“Like the rest of the world, this time of the year is a relatively quiet time for a cyclist. Races and battles for cyclocross podiums take a back seat as we look towards the impending mountain bike season. For me, the focus turns to laying down a solid base of long miles and endurance.
After the Scottish Cyclocross Champs in December, I turned my attention to my road bike and kicked off a block of big miles with a customary and popular festive 500! The aim is simply to ride 500km between Christmas Eve and New Year. This is the first year I’ve actually participated officially and I wasn’t too optimistic due to the fact that I would be spending Christmas on the most Westerly edge of Europe in the Outer Hebrides.
Lady Luck was on my side and the challenge started positively with a fairly calm, cold and typically blustery 70 mile ride from South Uist to Benbecula, to Eriskay and then back home. Great… 120km, down 380km to go! Besides one aborted ride into the jaws of a Uist blizzard, I totalled a comfortable 300km in the 3 days I spent at home.
From here I headed for the opposite side of Scotland to Wick for New Year. I’d never been up here before. On one clear, freezing cold day prior to Hogmanay, we took on John o’ Groats, Thurso, Dunnet Head and many other spectacular coastal splendours in the North East of Scotland. Wonderful!
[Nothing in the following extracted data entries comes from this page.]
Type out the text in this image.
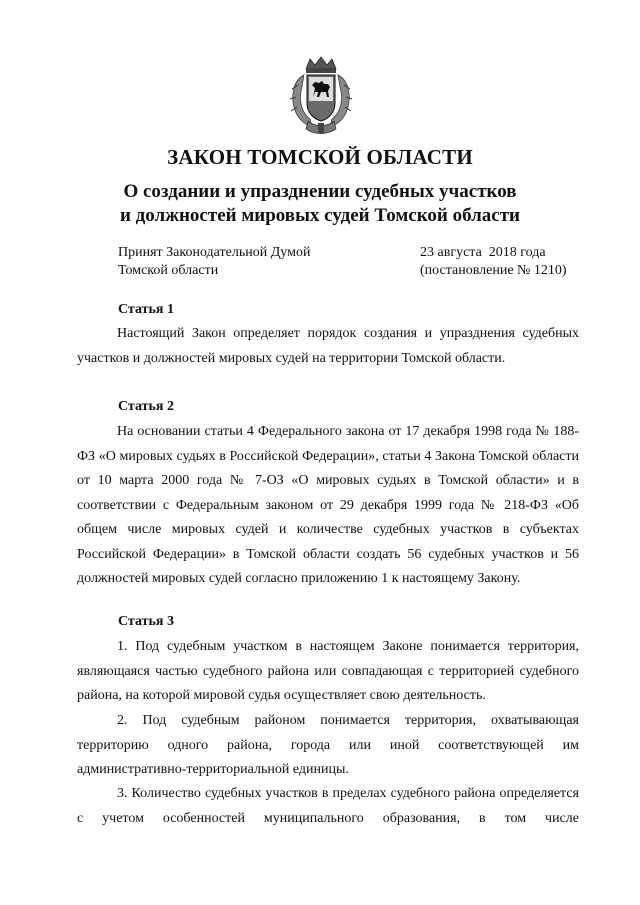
ЗАКОН ТОМСКОЙ ОБЛАСТИ
О создании и упразднении судебных участков
и должностей мировых судей Томской области
Принят Законодательной Думой
Томской области
23 августа  2018 года
(постановление № 1210)
Статья 1
Настоящий Закон определяет порядок создания и упразднения судебных участков и должностей мировых судей на территории Томской области.
Статья 2
На основании статьи 4 Федерального закона от 17 декабря 1998 года № 188-ФЗ «О мировых судьях в Российской Федерации», статьи 4 Закона Томской области от 10 марта 2000 года № 7-ОЗ «О мировых судьях в Томской области» и в соответствии с Федеральным законом от 29 декабря 1999 года № 218-ФЗ «Об общем числе мировых судей и количестве судебных участков в субъектах Российской Федерации» в Томской области создать 56 судебных участков и 56 должностей мировых судей согласно приложению 1 к настоящему Закону.
Статья 3
1. Под судебным участком в настоящем Законе понимается территория, являющаяся частью судебного района или совпадающая с территорией судебного района, на которой мировой судья осуществляет свою деятельность.
2. Под судебным районом понимается территория, охватывающая территорию одного района, города или иной соответствующей им административно-территориальной единицы.
3. Количество судебных участков в пределах судебного района определяется с учетом особенностей муниципального образования, в том числе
When I pedal to John o’ Groats between islands and causeways for three days, it’s these moments that I realise what a privilege it is to be a cyclist and see Scotland from a slower and involved perspective. Despite being layered up to the max, it was very cold and I looked like a bank robber with my buff and sunglasses covering my face. The freshness was invigorating, the quiet roads were a joy to take in and the sights free of summer tourists were just stunning. By Hogmanay I had 18k to go to complete the challenge and the warmth of the fire drawing me in… who starts a challenge and doesn’t finish?! Not me! The 30km loop I chose was torture on the way out, with the wind reducing me to barely 9mph but you know that at some stage that wind will hit your back and what a great way to finish the Festive 500… I flew all the way back to Wick. It was so windy and I had one big cheeser on my face knowing I finished 2017 as I wanted 2018 to be- motivated, happy and smiling… oh and riding my bike fast! ” – Kerry Macphee
Kerry MacPhee is a professional mountain biker from the island of South Uist in the Outer Hebrides. The first woman athlete to represent the islands in the Commonwealth Games – and only the second islander to be so honoured. Kerry Macphee receives financial and dietary support from Loch Duart Salmon in her attempt to win in the mountain bike event in the European Championships in Glasgow August 2018.